One of Silber’s current patients, who asks to remain anonymous, is in that over-40 group. She and her husband already have children from previous marriages, but for this couple, who found love again, making a baby together is important. The husband had a vasectomy that Silber reversed, and she takes pills and injections that will hopefully produce viable eggs.
She records how she feels every day as the hormones course through her system. It’s a sort of preconception baby book. “Two days after I stopped (one of the treatments) I started to blow up like a big balloon… I was driving in my car… I could feel all this emotion. I wanted to start crying in the middle of the car. I could feel the hot flashes really bad,” she says, looking at her husband with a smile. “I was a mess that night.”
It has been interesting for her husband as well. He has suffered the repercussions of her hormonal ups and downs. But, as many find when they visit Silber, a sense of humor will always save the day.
“You could kill your husband, because we already have his sperm frozen,” Silber jokes during their visit.
When the laughter all around subsides, Silber makes a serious point. “Once you’ve been through all this, this is the most romantic way possible to get pregnant,” Silber says. “You really do go through an awful lot together.”
For the Smiths, they say there is no regret for the money spent, the trips to the hospital for blood tests and ultrasounds every other day, the hormonal ups and downs, the soreness from the surgery, and the rest. The product of the effort is well worth it, Heidi says.

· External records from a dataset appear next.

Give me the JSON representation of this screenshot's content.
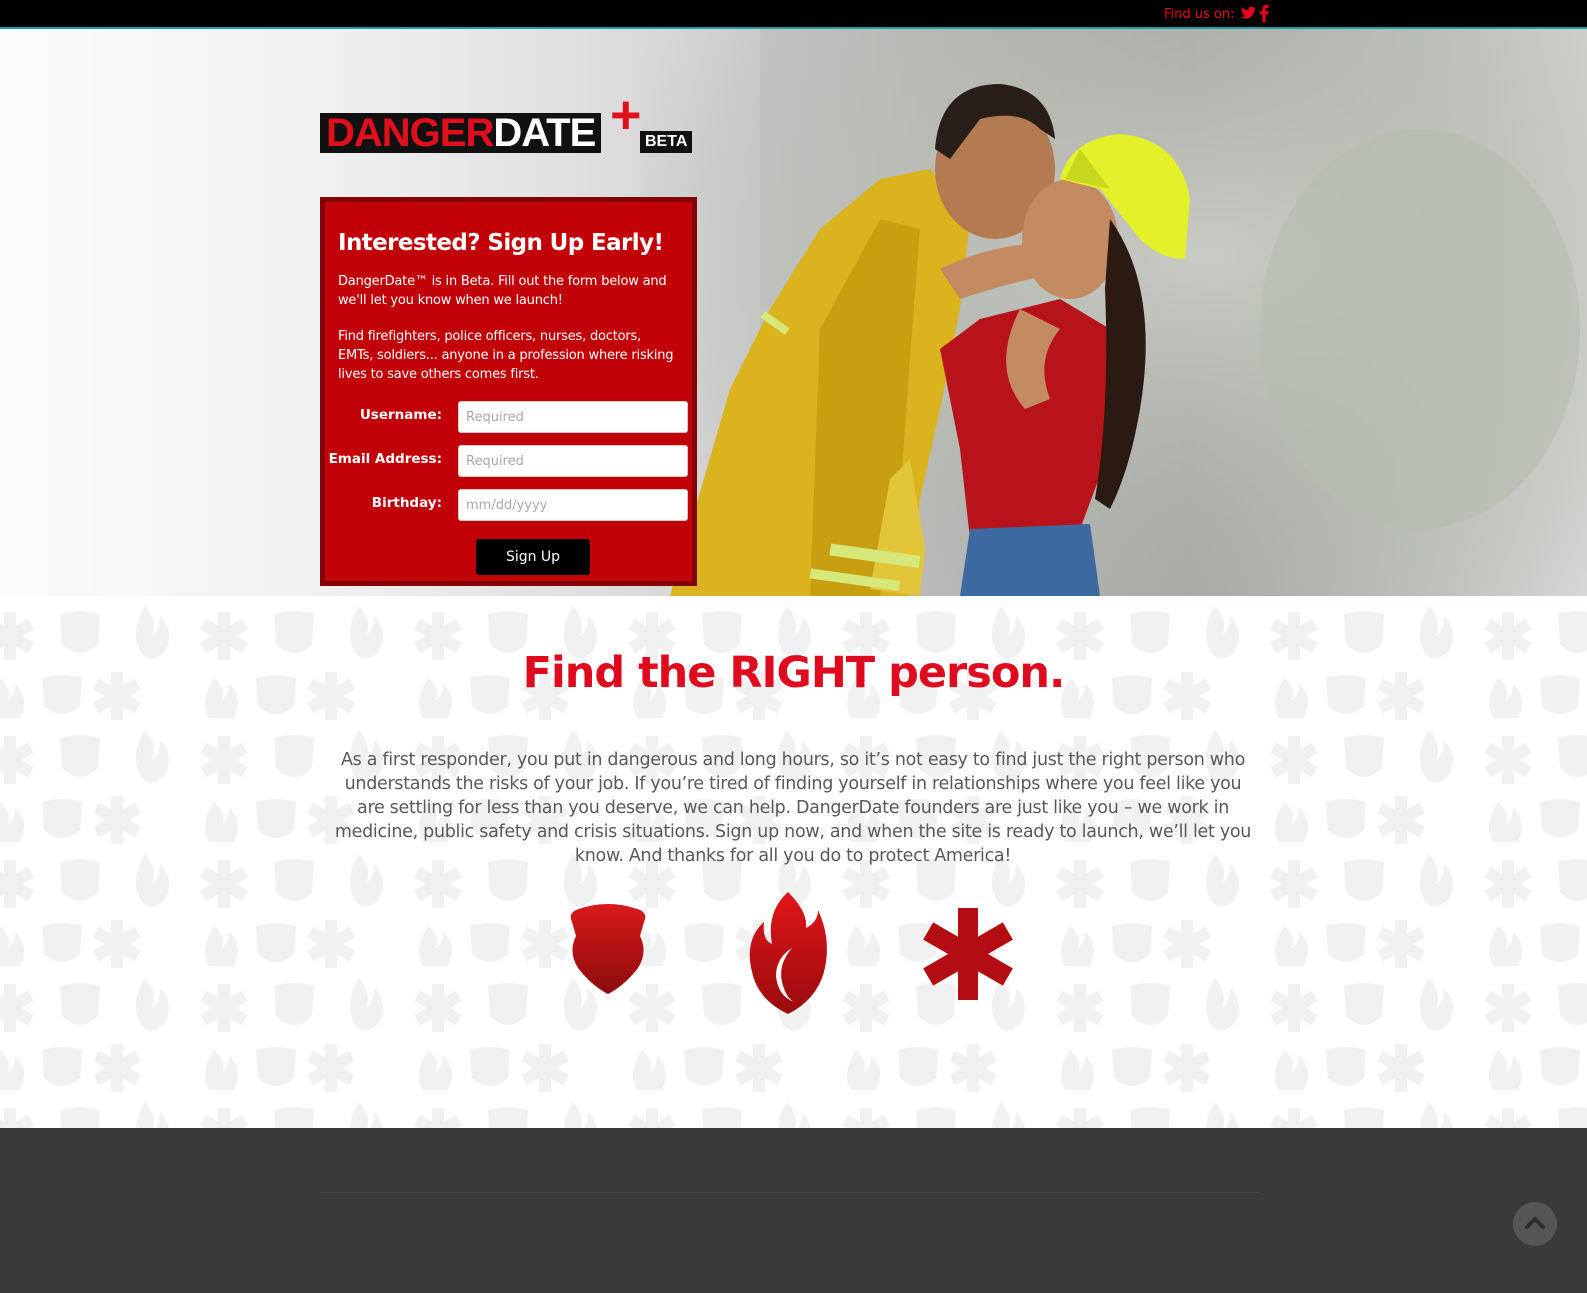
{
  "topbar": {
    "find_label": "Find us on:",
    "icons": [
      "twitter-icon",
      "facebook-icon"
    ],
    "accent": "#e8001c"
  },
  "brand": {
    "danger": "DANGER",
    "date": "DATE",
    "plus": "+",
    "beta": "BETA",
    "red": "#e10e1c"
  },
  "signup": {
    "heading": "Interested? Sign Up Early!",
    "intro": "DangerDate™ is in Beta. Fill out the form below and we'll let you know when we launch!",
    "description": "Find firefighters, police officers, nurses, doctors, EMTs, soldiers... anyone in a profession where risking lives to save others comes first.",
    "fields": [
      {
        "label": "Username:",
        "placeholder": "Required",
        "value": ""
      },
      {
        "label": "Email Address:",
        "placeholder": "Required",
        "value": ""
      },
      {
        "label": "Birthday:",
        "placeholder": "mm/dd/yyyy",
        "value": ""
      }
    ],
    "button": "Sign Up",
    "panel_color": "#c20007",
    "border_color": "#830005"
  },
  "main": {
    "heading": "Find the RIGHT person.",
    "body": "As a first responder, you put in dangerous and long hours, so it’s not easy to find just the right person who understands the risks of your job. If you’re tired of finding yourself in relationships where you feel like you are settling for less than you deserve, we can help. DangerDate founders are just like you – we work in medicine, public safety and crisis situations. Sign up now, and when the site is ready to launch, we’ll let you know. And thanks for all you do to protect America!",
    "icons": [
      "police-badge-icon",
      "fire-icon",
      "star-of-life-icon"
    ],
    "heading_color": "#e00a1e"
  },
  "footer": {
    "back_to_top_icon": "chevron-up-icon",
    "color": "#3a3a3a"
  }
}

“It’s heaven. She’s just like heaven. She’s so inquisitive and so brilliant. It’s amazing to think this little person was conceived the way she was conceived, and she wouldn’t be here if it weren’t for Doctor Silber. It’s a miracle when you think of what he does. He’s making so many miracles happen for so many people who couldn’t get pregnant on their own,” Heidi says. “I can’t say enough about him. He is just a true gift to this world.”
And for the record, Heidi is pregnant again.